ALONG THE WAY
“I, the LORD, your God, teach you what is for your good, and lead you on the way you should go.” – Is. 48:17
Recently I was talking to one of my students about how friendships have the power to influence us. “They’re not going to lead me down the wrong path,” he said to me. “I’m a leader.” I nodded, dumbfounded. His sense of invincibility caused me to laugh under my breath. It brought me joy to hear my fifteen-year-old student think of himself as a leader. He surely is. Yet, people do influence us whether we are cognizant of it or not. “When we tell our friends our deepest secrets or let them in to our heart, we give them power to hurt or help us on our journey,” I tell him.

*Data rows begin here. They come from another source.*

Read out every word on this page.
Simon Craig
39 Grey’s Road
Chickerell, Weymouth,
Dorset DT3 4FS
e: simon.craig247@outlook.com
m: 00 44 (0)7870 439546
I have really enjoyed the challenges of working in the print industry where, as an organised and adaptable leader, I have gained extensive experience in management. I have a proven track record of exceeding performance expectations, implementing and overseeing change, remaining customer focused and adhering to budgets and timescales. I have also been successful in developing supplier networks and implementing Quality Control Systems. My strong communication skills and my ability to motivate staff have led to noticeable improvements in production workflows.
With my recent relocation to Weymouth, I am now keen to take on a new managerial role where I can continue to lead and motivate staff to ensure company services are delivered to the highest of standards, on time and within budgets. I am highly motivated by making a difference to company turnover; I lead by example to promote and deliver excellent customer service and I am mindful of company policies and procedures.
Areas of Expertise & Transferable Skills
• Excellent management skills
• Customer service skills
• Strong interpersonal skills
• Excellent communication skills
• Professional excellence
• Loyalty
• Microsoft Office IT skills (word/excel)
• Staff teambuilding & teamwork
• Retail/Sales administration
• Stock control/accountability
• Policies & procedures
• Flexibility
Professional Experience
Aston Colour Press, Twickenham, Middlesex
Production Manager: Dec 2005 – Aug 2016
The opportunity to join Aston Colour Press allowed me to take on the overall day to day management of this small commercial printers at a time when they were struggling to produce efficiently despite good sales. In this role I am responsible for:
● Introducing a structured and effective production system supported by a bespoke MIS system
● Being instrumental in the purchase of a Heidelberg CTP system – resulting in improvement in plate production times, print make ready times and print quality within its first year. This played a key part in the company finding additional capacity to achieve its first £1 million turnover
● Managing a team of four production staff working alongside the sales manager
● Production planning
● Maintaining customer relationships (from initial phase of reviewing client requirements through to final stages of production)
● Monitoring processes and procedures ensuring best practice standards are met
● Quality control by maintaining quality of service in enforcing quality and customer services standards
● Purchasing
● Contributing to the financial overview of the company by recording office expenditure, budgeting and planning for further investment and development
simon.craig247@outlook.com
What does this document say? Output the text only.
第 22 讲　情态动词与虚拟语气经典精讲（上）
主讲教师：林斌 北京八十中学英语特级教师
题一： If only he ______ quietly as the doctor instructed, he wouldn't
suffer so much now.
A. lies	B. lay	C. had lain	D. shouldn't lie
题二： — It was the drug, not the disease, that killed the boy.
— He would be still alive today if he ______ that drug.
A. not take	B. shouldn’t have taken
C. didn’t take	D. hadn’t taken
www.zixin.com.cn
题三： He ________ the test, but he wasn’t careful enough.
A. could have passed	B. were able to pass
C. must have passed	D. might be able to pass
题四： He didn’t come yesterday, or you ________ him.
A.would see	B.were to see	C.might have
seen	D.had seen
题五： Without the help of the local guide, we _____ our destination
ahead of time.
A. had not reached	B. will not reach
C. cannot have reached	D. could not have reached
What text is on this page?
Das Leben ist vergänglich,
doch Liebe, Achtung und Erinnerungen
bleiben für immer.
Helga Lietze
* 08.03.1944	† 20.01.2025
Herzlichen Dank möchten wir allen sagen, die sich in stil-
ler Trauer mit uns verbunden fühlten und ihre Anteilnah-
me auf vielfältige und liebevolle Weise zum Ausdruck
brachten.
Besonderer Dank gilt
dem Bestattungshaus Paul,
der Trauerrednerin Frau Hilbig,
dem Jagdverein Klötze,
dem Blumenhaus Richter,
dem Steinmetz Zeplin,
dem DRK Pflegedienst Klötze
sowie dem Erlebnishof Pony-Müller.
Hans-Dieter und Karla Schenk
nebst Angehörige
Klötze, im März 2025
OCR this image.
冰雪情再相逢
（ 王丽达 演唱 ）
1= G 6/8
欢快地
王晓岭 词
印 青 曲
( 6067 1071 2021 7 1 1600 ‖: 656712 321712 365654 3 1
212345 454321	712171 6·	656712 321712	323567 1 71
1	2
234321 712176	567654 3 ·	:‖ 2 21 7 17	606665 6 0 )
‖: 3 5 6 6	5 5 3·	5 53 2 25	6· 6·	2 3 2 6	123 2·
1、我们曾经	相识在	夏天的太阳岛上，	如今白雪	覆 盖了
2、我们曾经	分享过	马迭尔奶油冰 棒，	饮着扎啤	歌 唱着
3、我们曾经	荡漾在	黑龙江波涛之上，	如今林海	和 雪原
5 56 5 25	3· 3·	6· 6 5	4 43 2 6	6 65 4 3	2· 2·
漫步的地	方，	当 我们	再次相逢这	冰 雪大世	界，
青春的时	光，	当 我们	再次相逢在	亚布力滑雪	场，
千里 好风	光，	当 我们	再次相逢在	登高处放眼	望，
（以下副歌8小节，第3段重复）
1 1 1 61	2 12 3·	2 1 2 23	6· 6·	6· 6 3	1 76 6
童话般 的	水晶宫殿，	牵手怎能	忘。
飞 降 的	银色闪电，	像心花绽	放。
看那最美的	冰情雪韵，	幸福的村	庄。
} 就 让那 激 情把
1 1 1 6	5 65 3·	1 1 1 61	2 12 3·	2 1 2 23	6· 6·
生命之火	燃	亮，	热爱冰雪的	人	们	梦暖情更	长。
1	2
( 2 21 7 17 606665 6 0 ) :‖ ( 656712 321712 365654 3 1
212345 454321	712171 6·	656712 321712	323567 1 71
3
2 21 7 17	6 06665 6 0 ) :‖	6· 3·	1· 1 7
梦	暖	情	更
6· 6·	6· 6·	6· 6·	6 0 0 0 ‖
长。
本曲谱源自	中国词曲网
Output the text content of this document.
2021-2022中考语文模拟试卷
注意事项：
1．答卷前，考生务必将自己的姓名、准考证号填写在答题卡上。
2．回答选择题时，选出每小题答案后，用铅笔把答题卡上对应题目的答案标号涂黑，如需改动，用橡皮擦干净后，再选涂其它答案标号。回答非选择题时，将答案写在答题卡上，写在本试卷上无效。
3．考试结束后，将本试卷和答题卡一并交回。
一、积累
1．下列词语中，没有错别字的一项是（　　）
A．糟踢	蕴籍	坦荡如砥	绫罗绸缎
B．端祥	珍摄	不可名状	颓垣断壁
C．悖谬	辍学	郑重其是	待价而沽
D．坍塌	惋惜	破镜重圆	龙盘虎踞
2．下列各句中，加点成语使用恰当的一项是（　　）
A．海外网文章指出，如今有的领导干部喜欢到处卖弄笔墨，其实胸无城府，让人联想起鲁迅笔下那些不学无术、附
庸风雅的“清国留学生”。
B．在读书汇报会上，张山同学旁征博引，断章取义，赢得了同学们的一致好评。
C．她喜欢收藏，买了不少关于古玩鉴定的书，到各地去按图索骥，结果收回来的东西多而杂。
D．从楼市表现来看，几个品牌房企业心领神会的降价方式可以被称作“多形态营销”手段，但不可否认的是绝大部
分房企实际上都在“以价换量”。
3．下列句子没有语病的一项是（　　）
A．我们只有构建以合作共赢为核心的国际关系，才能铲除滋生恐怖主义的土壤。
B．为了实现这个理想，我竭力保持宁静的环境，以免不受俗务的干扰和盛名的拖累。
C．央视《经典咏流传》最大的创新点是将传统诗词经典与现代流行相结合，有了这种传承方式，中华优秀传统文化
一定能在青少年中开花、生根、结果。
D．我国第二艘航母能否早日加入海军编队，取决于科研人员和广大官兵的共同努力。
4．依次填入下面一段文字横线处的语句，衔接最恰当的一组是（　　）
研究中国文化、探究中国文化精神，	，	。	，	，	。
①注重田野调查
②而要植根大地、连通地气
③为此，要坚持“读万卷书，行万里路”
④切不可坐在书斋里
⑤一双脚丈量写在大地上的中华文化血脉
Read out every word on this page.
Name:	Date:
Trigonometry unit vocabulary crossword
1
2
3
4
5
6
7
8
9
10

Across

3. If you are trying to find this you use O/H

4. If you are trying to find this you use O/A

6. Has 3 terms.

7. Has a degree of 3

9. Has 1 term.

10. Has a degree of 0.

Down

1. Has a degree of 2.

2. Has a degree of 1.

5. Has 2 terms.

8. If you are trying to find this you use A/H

When I read the scriptures for today I remember that the prophets of the Hebrew Scriptures always called the Israelite people back to the covenant, back to their relationship with God. I am reminded of my relationship with God, my own friendship with Jesus. I hear a deeper invitation to trust God in the way I trust my best friend. Often, I take my student’s stance when I hear God inviting me to trust Her. God does lead me – I attend retreats, teach religion, and help out with catechism. I am on the path towards God, duh. I am involved in the things of God, but do I actually let God influence my life? Do I let God influence my habits, order my desires, and shape how I discern my journey? I start to think about my attitude towards others, how I often close my heart to their hopes and pains. I start to think about how I prioritize my life and whether that reflects my love for God. Too often I do not let God lead me because I do not trust in God. I’d rather trust my own plan – the one that makes me feel safe because it makes me feel like I am in control. Today, God is reminding us that She is looking out for our good, like a dear friend, and leads us along the way. We may not know where, but we know we are not alone.
This Advent I pray for the grace of trust – to be able to let go of control and surrender with my whole heart. I ask Mother Mary for her intercession as I learn to let God lead instead of desiring to control my own life. I hope that I may deepen my friendship with Jesus as I await joyfully for his birth.